Da ich im Nähkurs so gut wie alle Grunddinge schon lernte, wollte ich für den Nähkurs nun etwas schwieriges. Ich dachte natürlich sofort an ein Korsett der Renaissance, da ich vor habe ein Tudorkleid zu nähen. Im Endeffekt hat sich dann jedoch heraus gestellt, dass es überhaupt nicht so schwer zu nähen ist wie ich dachte. Es ist natürlich etwas komplizierter als 'normale' Kleidung, aber ich hab es mir schlimmer vorgestellt.

Infos zu den Materialien :

Hauptstoff :
Bei einem Korsett (vorallem bei einem aus der Tudorzeit) ist es natürlich wichtig, dass es nachher steif ist und die Stäbe halten kann und deshalb wählte ich einen dicken Leinenstoff, den ich relativ günstig auf einem Stoffmarkt bekommen habe. Dieser lag bei den Polsterstoffen, also da am besten mal vorbeischauen.
(Bei dem Futterstoff muss man auch darauf achten, dass die Korsettstäbe nachher nicht hindurchstechen können)

Korsettstäbe :
Der Nähladen meiner Stadt hatte bloß Stäbchenband, mit dem ich bei einem Tudorkorsett natürlich nicht viel anfangen konnte. Nach längerem recherchieren habe ich mich dann dazu entschlossen Federstahl zu benutzen, was wirklich sehr gut funktioniert hat (dazu später mehr..)
Ich bestellte sie auf dieser Seite :
Kostümkram
Infos zu den einzelnen Stäbchen habe ich -hier- gepostet.

Teil 1 :

Nachdem die Stoffe (zu denen ich ja oben etwas sagte) ausgesucht sind, versuchte ich diese Anleitung zu entschlüsseln und bin daran gescheitert. Diese blöden Anleitungen sind meistens kaum zu verstehen und ich frage mich wirklich oft wieso die das nicht einfach in ganz normaler Sprache abdrucken, anstatt in dieser 'Nähsprache'. Das meiste ist einfach nur überkompliziert erklärt.
Daraufhin habe ich dann einfach drauf los hantiert.
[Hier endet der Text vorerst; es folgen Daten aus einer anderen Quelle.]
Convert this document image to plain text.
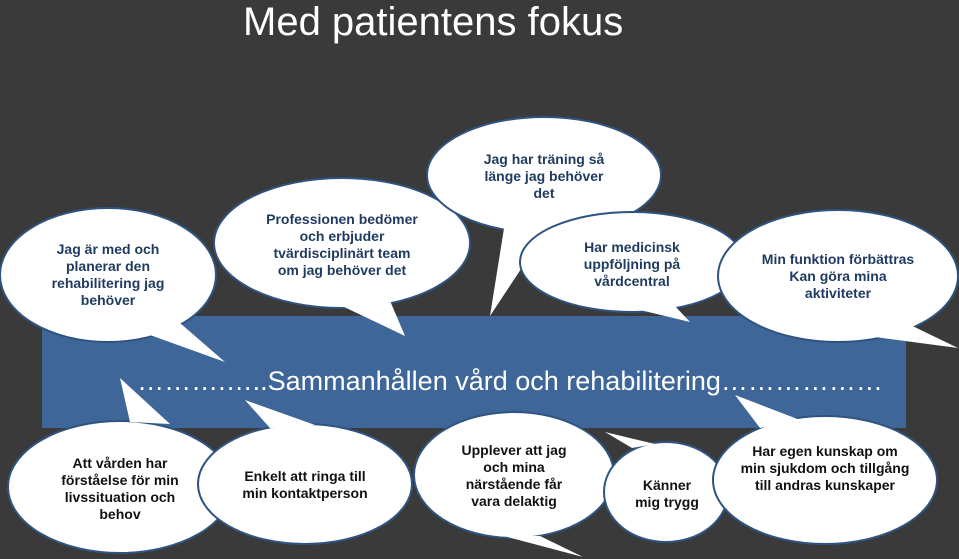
Med patientens fokus
……….…..Sammanhållen vård och rehabilitering………………
Jag är med och
planerar den
rehabilitering jag
behöver
Professionen bedömer
och erbjuder
tvärdisciplinärt team
om jag behöver det
Jag har träning så
länge jag behöver
det
Har medicinsk
uppföljning på
vårdcentral
Min funktion förbättras
Kan göra mina
aktiviteter
Att vården har
förståelse för min
livssituation och
behov
Enkelt att ringa till
min kontaktperson
Upplever att jag
och mina
närstående får
vara delaktig
Känner
mig trygg
Har egen kunskap om
min sjukdom och tillgång
till andras kunskaper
Ausgeschnitten. Schlaufen bereits genäht.

So sieht das ganze dann ausgeschnitten aus.
Da ich zu dem Zeitpunkt noch keinen Blog hatte, hab ich erst letzens dieses Bild gemacht. Auf diesem Bild sind die Schlaufen bereits fertig genäht.
Nach dem Ausschneiden des Leinenstoffes und des 'Futter'stoffes habe ich diese per zickzack direkt aneinander genäht, da Leinen sehr dazu neigt auszufrisseln.
Bei den Rückenteilen sollte man es nicht bloß aneinander nähen, sondern von innen die äußere Naht setzen, damit alles sauberer ist.
= Also : Man hat Leinen und 'Futter' und legt diese rechts auf rechts aufeinander. Dann steppt man die äußere Naht, also die in der Mitte des Rückens sein wird. Dann dreht man das Ganze herum, sodass man dann die rechten Seiten wieder außen liegen hat. Dann wird rundherum per zickzackstich 'Futter' und Leinen aneinander genäht.
Durch diese innere Naht wird alles sehr sauber und hält somit auch später die Ösen besser.
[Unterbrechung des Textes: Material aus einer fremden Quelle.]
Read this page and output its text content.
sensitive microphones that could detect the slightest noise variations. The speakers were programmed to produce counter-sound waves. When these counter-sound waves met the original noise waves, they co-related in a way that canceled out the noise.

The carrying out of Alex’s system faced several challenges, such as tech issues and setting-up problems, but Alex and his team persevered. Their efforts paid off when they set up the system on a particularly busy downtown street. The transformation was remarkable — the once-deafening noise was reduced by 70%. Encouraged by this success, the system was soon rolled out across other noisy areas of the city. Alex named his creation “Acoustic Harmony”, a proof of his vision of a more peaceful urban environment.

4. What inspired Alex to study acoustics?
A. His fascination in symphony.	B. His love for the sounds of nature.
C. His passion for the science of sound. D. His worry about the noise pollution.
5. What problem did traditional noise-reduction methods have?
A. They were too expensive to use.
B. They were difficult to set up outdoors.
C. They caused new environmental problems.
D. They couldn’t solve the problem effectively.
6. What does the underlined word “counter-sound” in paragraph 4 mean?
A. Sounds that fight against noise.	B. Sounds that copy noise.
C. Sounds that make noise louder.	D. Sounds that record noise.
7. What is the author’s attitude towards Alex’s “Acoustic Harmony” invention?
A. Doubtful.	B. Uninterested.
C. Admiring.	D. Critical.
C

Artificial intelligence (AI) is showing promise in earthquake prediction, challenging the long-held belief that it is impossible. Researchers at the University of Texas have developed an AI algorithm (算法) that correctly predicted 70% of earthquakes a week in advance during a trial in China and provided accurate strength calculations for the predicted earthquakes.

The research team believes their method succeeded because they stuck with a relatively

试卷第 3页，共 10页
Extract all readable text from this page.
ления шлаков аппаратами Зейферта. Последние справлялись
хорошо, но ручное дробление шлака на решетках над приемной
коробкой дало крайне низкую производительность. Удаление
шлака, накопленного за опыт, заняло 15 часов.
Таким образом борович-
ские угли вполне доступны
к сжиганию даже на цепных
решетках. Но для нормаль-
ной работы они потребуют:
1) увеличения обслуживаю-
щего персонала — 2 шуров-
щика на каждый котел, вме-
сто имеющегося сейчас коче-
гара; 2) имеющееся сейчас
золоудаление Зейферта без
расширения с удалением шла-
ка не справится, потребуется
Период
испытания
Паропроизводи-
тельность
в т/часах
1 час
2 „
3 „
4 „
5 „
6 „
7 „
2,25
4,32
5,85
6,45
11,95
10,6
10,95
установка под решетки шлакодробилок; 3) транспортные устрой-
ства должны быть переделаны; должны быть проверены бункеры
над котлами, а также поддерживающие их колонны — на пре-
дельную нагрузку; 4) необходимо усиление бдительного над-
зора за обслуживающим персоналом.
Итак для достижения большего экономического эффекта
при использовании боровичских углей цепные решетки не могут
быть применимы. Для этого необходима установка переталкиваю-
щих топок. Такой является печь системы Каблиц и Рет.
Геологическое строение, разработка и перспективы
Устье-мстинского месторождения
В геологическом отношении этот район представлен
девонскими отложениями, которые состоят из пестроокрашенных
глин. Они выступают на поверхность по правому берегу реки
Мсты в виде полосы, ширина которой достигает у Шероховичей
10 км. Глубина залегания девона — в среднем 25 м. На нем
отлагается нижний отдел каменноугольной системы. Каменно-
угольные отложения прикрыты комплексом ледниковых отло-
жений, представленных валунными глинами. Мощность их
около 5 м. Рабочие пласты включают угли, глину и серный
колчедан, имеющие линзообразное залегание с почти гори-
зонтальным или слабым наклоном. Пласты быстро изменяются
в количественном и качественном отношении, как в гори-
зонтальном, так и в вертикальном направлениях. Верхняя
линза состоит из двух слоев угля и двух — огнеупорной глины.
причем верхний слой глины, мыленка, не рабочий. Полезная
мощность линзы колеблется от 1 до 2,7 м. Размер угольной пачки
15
'Futter' setze ich ganz bewusst in Gänsefüsschen, weil es kein wirkliches Futter ist. Es ist zwar innen, jedoch dient es nicht wirklich als Futter und deshalb kann man 'Futter' und Leinen ruhig direkt zusammen nähen.
Das 'Futter' dient nämlich bloß dazu, dass man nachher die Kanäle steppen kann und man die Stäbe dann zwischen 'Futter' und Leinen schieben kann.